Complicating matters, very frequently open source modules are included as components of larger systems, and patching a vulnerability might not be as simple as deploying a “fix” on each instance of the module. Addressing the vulnerability as it affects a given system may require skilled attention by one or more software engineers, as well as testing for effectiveness and against unintended side-effects. To maintain security and stability, companies must be diligent in discovering identified vulnerabilities in their software components as well as implementing appropriate remedial measures. Both require time and effort.
Of course, no list of “known vulnerabilities” is of any use if the company does not know what components are actually contained in its software. It is vital for a company to have a complete understanding of its software system so that it can search publicly-available databases for new information about its components, including potential vulnerabilities, patches, and fixes.

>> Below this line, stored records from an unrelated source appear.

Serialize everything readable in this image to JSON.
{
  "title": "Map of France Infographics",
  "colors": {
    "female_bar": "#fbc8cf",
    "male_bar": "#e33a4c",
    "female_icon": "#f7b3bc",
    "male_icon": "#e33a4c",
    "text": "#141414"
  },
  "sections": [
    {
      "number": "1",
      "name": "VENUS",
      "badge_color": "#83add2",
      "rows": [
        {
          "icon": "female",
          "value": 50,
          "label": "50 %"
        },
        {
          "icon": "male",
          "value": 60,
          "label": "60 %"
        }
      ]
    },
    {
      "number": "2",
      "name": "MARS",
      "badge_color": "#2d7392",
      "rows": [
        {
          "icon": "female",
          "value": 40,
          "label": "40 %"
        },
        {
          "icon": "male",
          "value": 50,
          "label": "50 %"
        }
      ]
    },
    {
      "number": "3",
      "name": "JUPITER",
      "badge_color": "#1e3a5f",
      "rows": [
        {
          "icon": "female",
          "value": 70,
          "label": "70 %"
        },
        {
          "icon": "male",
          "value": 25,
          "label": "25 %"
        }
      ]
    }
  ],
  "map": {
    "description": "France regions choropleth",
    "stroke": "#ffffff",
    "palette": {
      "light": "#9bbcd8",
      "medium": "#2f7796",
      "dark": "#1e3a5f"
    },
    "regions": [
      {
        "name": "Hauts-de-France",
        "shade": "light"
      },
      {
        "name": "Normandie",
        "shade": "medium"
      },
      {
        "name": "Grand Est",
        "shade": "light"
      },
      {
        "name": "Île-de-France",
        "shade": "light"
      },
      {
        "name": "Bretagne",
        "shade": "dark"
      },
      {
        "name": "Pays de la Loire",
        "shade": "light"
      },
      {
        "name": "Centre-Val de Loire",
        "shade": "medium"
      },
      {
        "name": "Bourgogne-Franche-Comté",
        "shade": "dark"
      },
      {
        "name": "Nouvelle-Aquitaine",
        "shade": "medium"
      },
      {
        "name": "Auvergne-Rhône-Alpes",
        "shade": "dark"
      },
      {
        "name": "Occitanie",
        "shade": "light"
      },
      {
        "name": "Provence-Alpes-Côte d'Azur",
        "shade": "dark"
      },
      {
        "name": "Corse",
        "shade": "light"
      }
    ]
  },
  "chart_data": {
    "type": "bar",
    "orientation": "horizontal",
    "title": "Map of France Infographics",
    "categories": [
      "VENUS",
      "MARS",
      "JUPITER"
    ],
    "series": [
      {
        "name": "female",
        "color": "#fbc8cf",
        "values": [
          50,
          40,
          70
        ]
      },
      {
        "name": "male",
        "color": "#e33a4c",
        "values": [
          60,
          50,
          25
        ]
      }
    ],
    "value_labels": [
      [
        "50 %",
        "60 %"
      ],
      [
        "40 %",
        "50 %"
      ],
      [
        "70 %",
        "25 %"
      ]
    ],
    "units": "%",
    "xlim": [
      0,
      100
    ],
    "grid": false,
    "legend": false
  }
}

In the case of software systems developed internally, companies should develop procedures to document and maintain information about the various components of its software systems and to memorialize developments as software and/or components are changed, retired, or added. Complete understanding of the current status of a company’s overall systems is essential. As systems even at small- and medium-sized companies grow in complexity, simply maintaining a list of software on a spreadsheet may no longer be sufficient.
Software that is developed by third parties can have similar problems. Companies should require providers to inventory the exact composition of the included code, ideally even before implementing the software in their systems. Without that information, the company cannot be confident that all components are safe, or that they can be maintained in the future.